Bild: Nachhaltiges Sportevent? Das Stadion 974 in Doha soll nach der WM andersw…
Doha taz | Es brummt und dröhnt rund um Katars WM-Stadien. In diesen Tagen
findet in Doha und Umgebung der Fifa Arab Cup statt. Ein Turnier mit 16
Teams aus der Region – ein Testlauf für die WM in rund einem Jahr. Das
Weltturnier 2022 soll das erste [1][mit dem Siegel der Klimaneutralität]
werden. So haben das der Fußball-Weltverband Fifa und das örtliche
Organisationskomitee vor wenigen Monaten angekündigt. Sogenannte
Klimaneutralität wird erreicht, wenn sich der Ausstoß von Treibhausgasen
und die Fähigkeit des Ökosystems, diese aufzunehmen, im Gleichgewicht
befinden.
Der Lärm rund um die Stadien könnte ein Hinweis darauf sein, dass es sich
hier um ein sehr ambitioniertes Ziel handelt. Denn es sind zahllose dicke
mit fossilen Brennstoffen betriebene Generatoren, die rund um die Arenen
platziert sind, um jene großen Mengen an Strom zu liefern, die hier
benötigt werden. Die Stadien sind schon ein Jahr vor der WM sämtlich
fertiggestellt. Und sie sind – das muss man einfach zugeben – wunderschön
geworden.
Viel zu groß und aufwendig natürlich, wenn man an die Zeit nach der WM
denkt. Aber architektonisch ist jedes für sich eine Augenweide und
technisch mit dem Neuesten ausgerüstet, was der Markt so hergibt. Dies ist
aber auch mit einer Menge von Energieaufwand verbunden. Besonders schlagen
hier die gewaltigen Klimaanlagen ins Kontor, mit denen – mit Ausnahme des
Ras-Abu-Aboud-Stadions („Stadium 974“) in der Nähe des Hafens – alle Are…
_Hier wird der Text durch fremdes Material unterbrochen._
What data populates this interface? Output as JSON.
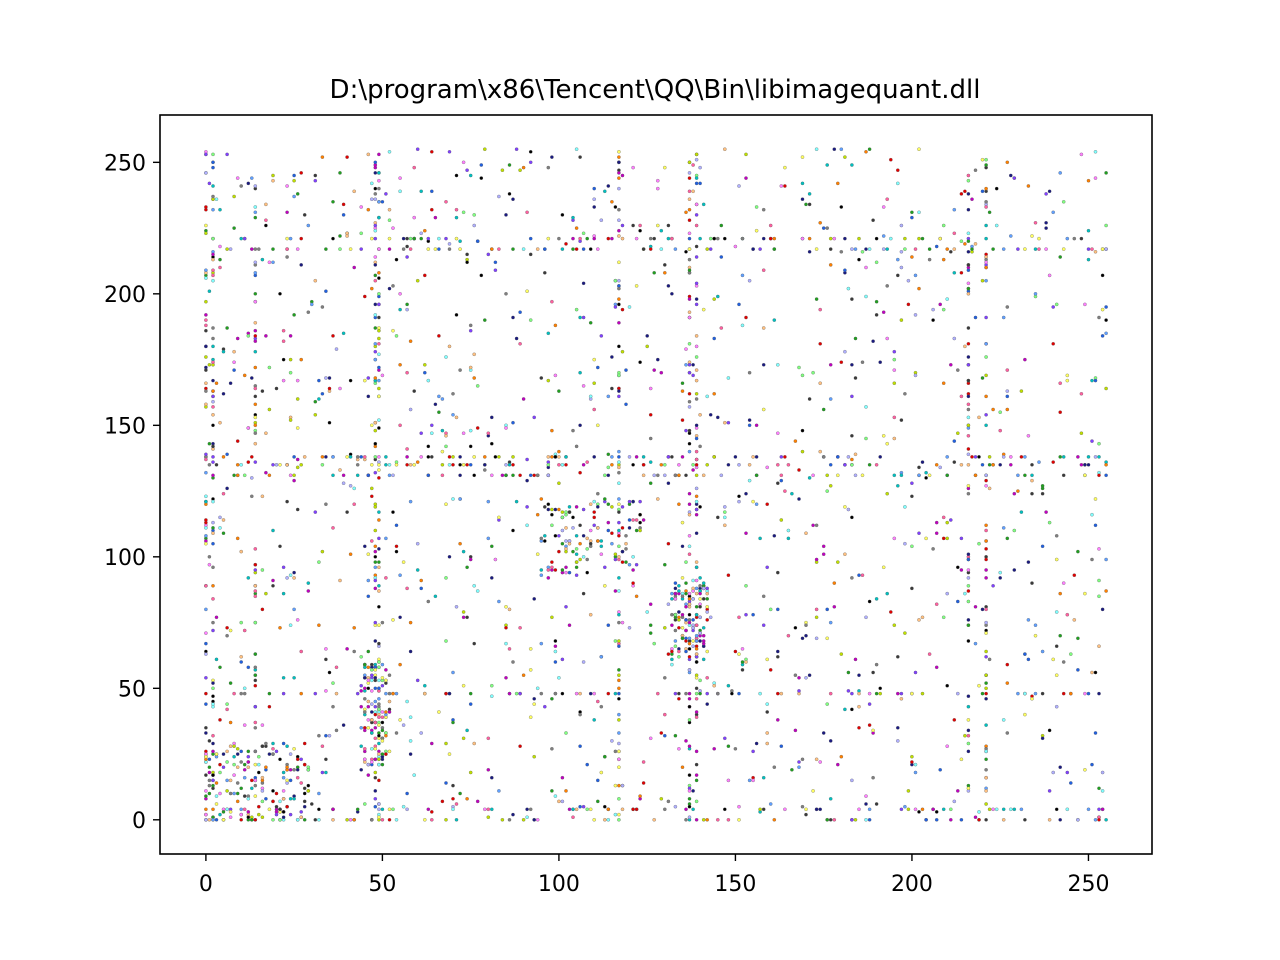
{
  "chart_data": {
    "type": "scatter",
    "title": "D:\\program\\x86\\Tencent\\QQ\\Bin\\libimagequant.dll",
    "xlabel": "",
    "ylabel": "",
    "xlim": [
      -13,
      268
    ],
    "ylim": [
      -13,
      268
    ],
    "xticks": [
      0,
      50,
      100,
      150,
      200,
      250
    ],
    "yticks": [
      0,
      50,
      100,
      150,
      200,
      250
    ],
    "grid": false,
    "legend": "none",
    "point_palette": [
      "#000000",
      "#3a3a3a",
      "#7f7f7f",
      "#1a1a80",
      "#2060e0",
      "#60a0ff",
      "#00c0c0",
      "#80ffff",
      "#20a020",
      "#80ff80",
      "#c0e000",
      "#ffff60",
      "#ff8000",
      "#ffc080",
      "#e00000",
      "#ff60a0",
      "#c000c0",
      "#ff80ff",
      "#8040ff",
      "#b0b0ff"
    ],
    "dense_rows": [
      0,
      4,
      48,
      131,
      135,
      138,
      217,
      221
    ],
    "dense_columns": [
      0,
      2,
      14,
      48,
      49,
      117,
      137,
      139,
      216,
      221
    ],
    "dense_blocks": [
      {
        "x": [
          94,
          124
        ],
        "y": [
          93,
          122
        ]
      },
      {
        "x": [
          132,
          142
        ],
        "y": [
          60,
          90
        ]
      },
      {
        "x": [
          44,
          52
        ],
        "y": [
          20,
          60
        ]
      }
    ]
  }
}
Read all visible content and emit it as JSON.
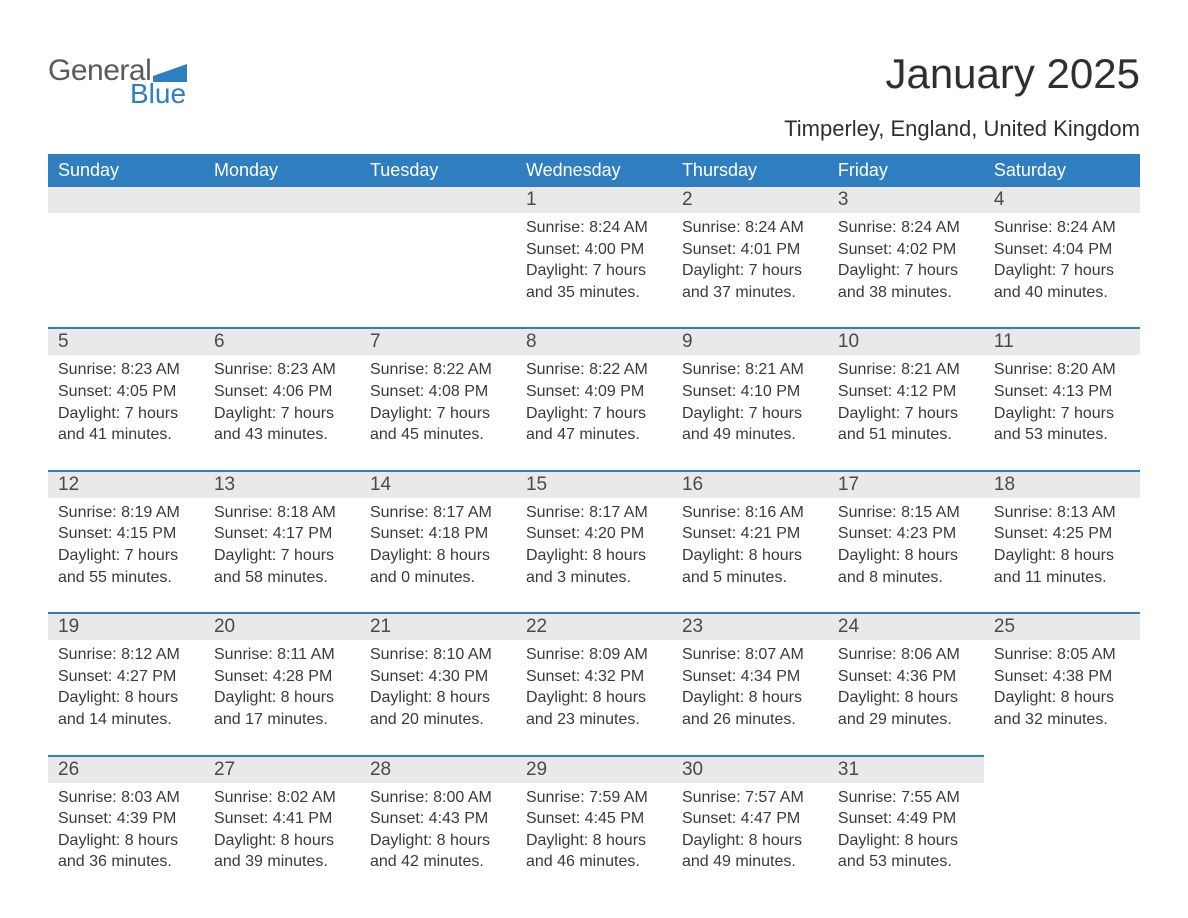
{
  "logo": {
    "general": "General",
    "blue": "Blue",
    "flag_color": "#2f7ec0"
  },
  "title": "January 2025",
  "location": "Timperley, England, United Kingdom",
  "colors": {
    "header_bg": "#2f7ec0",
    "header_text": "#ffffff",
    "daynum_bg": "#e9e9e9",
    "row_border": "#2f7ec0",
    "text": "#3a3a3a",
    "title_text": "#2f2f2f"
  },
  "typography": {
    "title_fontsize": 42,
    "location_fontsize": 22,
    "header_fontsize": 18,
    "daynum_fontsize": 19,
    "body_fontsize": 16
  },
  "day_names": [
    "Sunday",
    "Monday",
    "Tuesday",
    "Wednesday",
    "Thursday",
    "Friday",
    "Saturday"
  ],
  "weeks": [
    [
      null,
      null,
      null,
      {
        "n": "1",
        "sunrise": "Sunrise: 8:24 AM",
        "sunset": "Sunset: 4:00 PM",
        "d1": "Daylight: 7 hours",
        "d2": "and 35 minutes."
      },
      {
        "n": "2",
        "sunrise": "Sunrise: 8:24 AM",
        "sunset": "Sunset: 4:01 PM",
        "d1": "Daylight: 7 hours",
        "d2": "and 37 minutes."
      },
      {
        "n": "3",
        "sunrise": "Sunrise: 8:24 AM",
        "sunset": "Sunset: 4:02 PM",
        "d1": "Daylight: 7 hours",
        "d2": "and 38 minutes."
      },
      {
        "n": "4",
        "sunrise": "Sunrise: 8:24 AM",
        "sunset": "Sunset: 4:04 PM",
        "d1": "Daylight: 7 hours",
        "d2": "and 40 minutes."
      }
    ],
    [
      {
        "n": "5",
        "sunrise": "Sunrise: 8:23 AM",
        "sunset": "Sunset: 4:05 PM",
        "d1": "Daylight: 7 hours",
        "d2": "and 41 minutes."
      },
      {
        "n": "6",
        "sunrise": "Sunrise: 8:23 AM",
        "sunset": "Sunset: 4:06 PM",
        "d1": "Daylight: 7 hours",
        "d2": "and 43 minutes."
      },
      {
        "n": "7",
        "sunrise": "Sunrise: 8:22 AM",
        "sunset": "Sunset: 4:08 PM",
        "d1": "Daylight: 7 hours",
        "d2": "and 45 minutes."
      },
      {
        "n": "8",
        "sunrise": "Sunrise: 8:22 AM",
        "sunset": "Sunset: 4:09 PM",
        "d1": "Daylight: 7 hours",
        "d2": "and 47 minutes."
      },
      {
        "n": "9",
        "sunrise": "Sunrise: 8:21 AM",
        "sunset": "Sunset: 4:10 PM",
        "d1": "Daylight: 7 hours",
        "d2": "and 49 minutes."
      },
      {
        "n": "10",
        "sunrise": "Sunrise: 8:21 AM",
        "sunset": "Sunset: 4:12 PM",
        "d1": "Daylight: 7 hours",
        "d2": "and 51 minutes."
      },
      {
        "n": "11",
        "sunrise": "Sunrise: 8:20 AM",
        "sunset": "Sunset: 4:13 PM",
        "d1": "Daylight: 7 hours",
        "d2": "and 53 minutes."
      }
    ],
    [
      {
        "n": "12",
        "sunrise": "Sunrise: 8:19 AM",
        "sunset": "Sunset: 4:15 PM",
        "d1": "Daylight: 7 hours",
        "d2": "and 55 minutes."
      },
      {
        "n": "13",
        "sunrise": "Sunrise: 8:18 AM",
        "sunset": "Sunset: 4:17 PM",
        "d1": "Daylight: 7 hours",
        "d2": "and 58 minutes."
      },
      {
        "n": "14",
        "sunrise": "Sunrise: 8:17 AM",
        "sunset": "Sunset: 4:18 PM",
        "d1": "Daylight: 8 hours",
        "d2": "and 0 minutes."
      },
      {
        "n": "15",
        "sunrise": "Sunrise: 8:17 AM",
        "sunset": "Sunset: 4:20 PM",
        "d1": "Daylight: 8 hours",
        "d2": "and 3 minutes."
      },
      {
        "n": "16",
        "sunrise": "Sunrise: 8:16 AM",
        "sunset": "Sunset: 4:21 PM",
        "d1": "Daylight: 8 hours",
        "d2": "and 5 minutes."
      },
      {
        "n": "17",
        "sunrise": "Sunrise: 8:15 AM",
        "sunset": "Sunset: 4:23 PM",
        "d1": "Daylight: 8 hours",
        "d2": "and 8 minutes."
      },
      {
        "n": "18",
        "sunrise": "Sunrise: 8:13 AM",
        "sunset": "Sunset: 4:25 PM",
        "d1": "Daylight: 8 hours",
        "d2": "and 11 minutes."
      }
    ],
    [
      {
        "n": "19",
        "sunrise": "Sunrise: 8:12 AM",
        "sunset": "Sunset: 4:27 PM",
        "d1": "Daylight: 8 hours",
        "d2": "and 14 minutes."
      },
      {
        "n": "20",
        "sunrise": "Sunrise: 8:11 AM",
        "sunset": "Sunset: 4:28 PM",
        "d1": "Daylight: 8 hours",
        "d2": "and 17 minutes."
      },
      {
        "n": "21",
        "sunrise": "Sunrise: 8:10 AM",
        "sunset": "Sunset: 4:30 PM",
        "d1": "Daylight: 8 hours",
        "d2": "and 20 minutes."
      },
      {
        "n": "22",
        "sunrise": "Sunrise: 8:09 AM",
        "sunset": "Sunset: 4:32 PM",
        "d1": "Daylight: 8 hours",
        "d2": "and 23 minutes."
      },
      {
        "n": "23",
        "sunrise": "Sunrise: 8:07 AM",
        "sunset": "Sunset: 4:34 PM",
        "d1": "Daylight: 8 hours",
        "d2": "and 26 minutes."
      },
      {
        "n": "24",
        "sunrise": "Sunrise: 8:06 AM",
        "sunset": "Sunset: 4:36 PM",
        "d1": "Daylight: 8 hours",
        "d2": "and 29 minutes."
      },
      {
        "n": "25",
        "sunrise": "Sunrise: 8:05 AM",
        "sunset": "Sunset: 4:38 PM",
        "d1": "Daylight: 8 hours",
        "d2": "and 32 minutes."
      }
    ],
    [
      {
        "n": "26",
        "sunrise": "Sunrise: 8:03 AM",
        "sunset": "Sunset: 4:39 PM",
        "d1": "Daylight: 8 hours",
        "d2": "and 36 minutes."
      },
      {
        "n": "27",
        "sunrise": "Sunrise: 8:02 AM",
        "sunset": "Sunset: 4:41 PM",
        "d1": "Daylight: 8 hours",
        "d2": "and 39 minutes."
      },
      {
        "n": "28",
        "sunrise": "Sunrise: 8:00 AM",
        "sunset": "Sunset: 4:43 PM",
        "d1": "Daylight: 8 hours",
        "d2": "and 42 minutes."
      },
      {
        "n": "29",
        "sunrise": "Sunrise: 7:59 AM",
        "sunset": "Sunset: 4:45 PM",
        "d1": "Daylight: 8 hours",
        "d2": "and 46 minutes."
      },
      {
        "n": "30",
        "sunrise": "Sunrise: 7:57 AM",
        "sunset": "Sunset: 4:47 PM",
        "d1": "Daylight: 8 hours",
        "d2": "and 49 minutes."
      },
      {
        "n": "31",
        "sunrise": "Sunrise: 7:55 AM",
        "sunset": "Sunset: 4:49 PM",
        "d1": "Daylight: 8 hours",
        "d2": "and 53 minutes."
      },
      null
    ]
  ]
}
auf rund 22 Grad Innentemperatur heruntergekühlt werden.
Aktuell herrschen in Doha und Umgebung abends nur zwischen 23 und 25 Grad,
das wird auch nächstes Jahr um diese Zeit nicht anders sein. Man könnte es
auch hervorragend ohne die Kühlmaschinen aushalten. Aber die Anlagen wollen
ja getestet werden, schließlich gründeten sich die größten Zweifel in der
Fifa-Welt an einer WM in Katar an den Temperaturen von bis zu 45 Grad, die
hier im Sommer erreicht werden. Also rein mit den Klimaanlagen in die
Stadien – daran sollte es nicht scheitern.
## Komplett abbaubares Stadion
Nur: Wie soll beim Einsatz derartiger Energiefresser Klimaneutralität
erreicht werden? In einem von Fifa und Golfstaat vor wenigen Wochen
veröffentlichten Dokument zur Nachhaltigkeitsstrategie werden die
Verringerung von Emissionen, energieeffiziente Stadien und kurze
Transportwege angekündigt. Tatsächlich liegen die WM-Stadien alle derart
nahe beieinander, dass es tatsächlich eine WM der kurzen Wege geben wird.
Das „Stadium 974“, benannt nach der internationalen Vorwahl Katars und der
Anzahl von alten Schiffscontainern, die einen Großteil der Inneneinrichtung
ausmachen, wartet zudem mit einer Besonderheit auf: Es soll nach der WM in
Katar ab- und an anderer Stelle wieder aufgebaut werden. So die Idee der
Organisatoren, die das Stadion als „bahnbrechend“ in Sachen Nachhaltigkeit
von Großevents anpreisen.
Derlei Vorgänge kritisiert Philipp Sommer von der Deutschen Umwelthilfe.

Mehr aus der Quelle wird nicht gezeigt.